ロジャー・ストーン
ロジャー・ストーン(Roger Joseph Stone Jr.、1952年8月27日 - )は、アメリカ合衆国の共和党寄りのロビイスト、政治コンサルタント。ドナルド・トランプの政治顧問などを務めたことで知られる。
経歴
生い立ち
コネチカット州で共和党支持者のカトリック教徒の両親のもとに生まれる。少年時代は共和党のバリー・ゴールドウォーターの著書に夢中になり、12歳の時に共和党全国大会に参席した。
ニクソン大統領再選委員会
ジョージ・ワシントン大学在学時代に、1972年のリチャード・ニクソン大統領再選運動に参加。これ以降、共和党の選挙戦および政治家の政治戦略に長年関わることとなった。1973年、ウォーターゲート事件を調べる議会公聴会では、民主党陣営に共和党側の工作員を潜入させるなど合法的だがきわどいことも行っている。
選挙参謀兼ロビイスト
1980年アメリカ合衆国大統領選挙、1984年アメリカ合衆国大統領選挙ではロナルド・レーガンの選挙運動を、1988年アメリカ合衆国大統領選挙ではジョージ・W・ブッシュの大統領選挙運動を支援して、いずれも成功を収めた[1]。
この頃よりロビイストとして「ブラック・マナフォート・ストーン」を設立し、「赤狩り」で有名な弁護士のロイ・コーンとも知り合いになる。
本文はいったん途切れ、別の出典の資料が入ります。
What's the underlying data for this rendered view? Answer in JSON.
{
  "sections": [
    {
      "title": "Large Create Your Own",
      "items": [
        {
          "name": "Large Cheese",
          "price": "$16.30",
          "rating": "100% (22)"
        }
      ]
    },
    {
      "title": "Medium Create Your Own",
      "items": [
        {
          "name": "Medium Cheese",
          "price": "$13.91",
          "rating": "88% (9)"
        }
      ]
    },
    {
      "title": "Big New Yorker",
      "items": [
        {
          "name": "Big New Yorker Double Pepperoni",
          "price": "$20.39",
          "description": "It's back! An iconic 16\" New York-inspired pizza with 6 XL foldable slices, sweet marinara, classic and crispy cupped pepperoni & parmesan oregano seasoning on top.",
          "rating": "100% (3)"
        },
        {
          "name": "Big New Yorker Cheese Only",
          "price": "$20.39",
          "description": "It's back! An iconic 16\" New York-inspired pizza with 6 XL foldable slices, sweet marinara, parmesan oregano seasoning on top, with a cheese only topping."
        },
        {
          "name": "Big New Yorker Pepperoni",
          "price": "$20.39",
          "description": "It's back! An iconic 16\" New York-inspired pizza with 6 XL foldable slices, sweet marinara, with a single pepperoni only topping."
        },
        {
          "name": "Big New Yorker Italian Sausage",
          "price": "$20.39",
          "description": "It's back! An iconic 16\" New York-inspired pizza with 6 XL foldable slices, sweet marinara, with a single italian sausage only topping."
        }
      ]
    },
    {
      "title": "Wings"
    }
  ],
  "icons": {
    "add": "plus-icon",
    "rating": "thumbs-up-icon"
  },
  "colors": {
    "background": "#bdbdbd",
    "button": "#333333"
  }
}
また、ドナルド・トランプとも知り合いとなり、カジノ資金にまつわるロビイストとして活躍した。
ドナルド・トランプへの支援
後にアメリカ合衆国大統領に就任するドナルド・トランプとの政治上の関係は、トランプが2000年アメリカ合衆国大統領選挙にアメリカ合衆国改革党から出馬した際に支援したことから強まる。以降、長年にわたり泡沫候補であったドナルド・トランプの選挙戦に政治顧問、選挙参謀格として参画する。
2012年アメリカ合衆国大統領選挙における共和党の候補として、アーカンソー州のマイク・ハッカビー前州知事と並んで2位の支持率を獲得した(1位はマサチューセッツ州のミット・ロムニー元州知事)。2016年アメリカ合衆国大統領選挙において当選に導いた。この経緯は『困った時のロジャー・ストーン』というドキュメンタリー映画にまとめられ、2017年にNetflixで配信されている[2]。
逮捕
大成功を収めた2016年アメリカ合衆国大統領選挙であったが、後に選挙期間中のロジャー・ストーンのアンダーグランド的な活動について捜査が行われることとなった。捜査の中でロシアが行ったとされる選挙戦への干渉の中で、ウィキリークスを通じてヒラリー・クリントンのメールを暴露する工作などに関与し、2017年に情報特別委員会で偽証したことなどが明らかになり、司法妨害など7件の罪で起訴されて有罪となった[3]。
ストーンは禁固刑が言い渡されたが、2020年7月10日、トランプ大統領は収監直前のロジャー・ストーンに対して刑の免除[4]、さらに同年12月23日、恩赦を決定した[5]。
人物
- 妻とのスワッピングの告知広告を出したとしてメディアにたたかれた(本人は解雇した部下がやったと否定)。
- ニクソン大統領の選挙時のポスターやグッズなどの収集家としても知られる。
- 2017年に公開された『困った時のロジャー・ストーン』(前述)では、背中にニクソンのタトゥーを入れていることが紹介されている。
- 2019年、ヴァージニア州リッチモンドにあるストリップクラブは、ロジャー・ストーンのサイン会を25ドルの入場料で行うことを告知した。偽証に関して起訴された直後であること、それなりの資産を有していたことから物議を醸した[6]。
脚注
- ^ “トランプ氏の盟友ロビイスト逮捕、罪状7件で起訴 ロシア疑惑捜査”. BBC (2019年1月29日). 2020年12月24日閲覧。
- ^ “困った時のロジャー・ストーン”. Netflix (2017年). 2020年12月24日閲覧。
- ^ “トランプ氏元顧問を起訴 ロシア疑惑捜査で”. フランス通信 (2020年1月26日). 2020年12月24日閲覧。
- ^ “トランプ大統領、盟友ストーン被告の刑を免除 収監直前”. CNN (2020年7月11日). 2020年12月24日閲覧。
- ^ “トランプ氏、さらに26人に恩赦 娘婿クシュナー氏の父親にも”. フランス通信社 (2020年12月24日). 2020年12月24日閲覧。
- ^ “元トランプ陣営の顧問、ロジャー・ストーンがストリップクラブに出演する理由”. ロ-リングストーン (2019年4月29日). 2020年12月24日閲覧。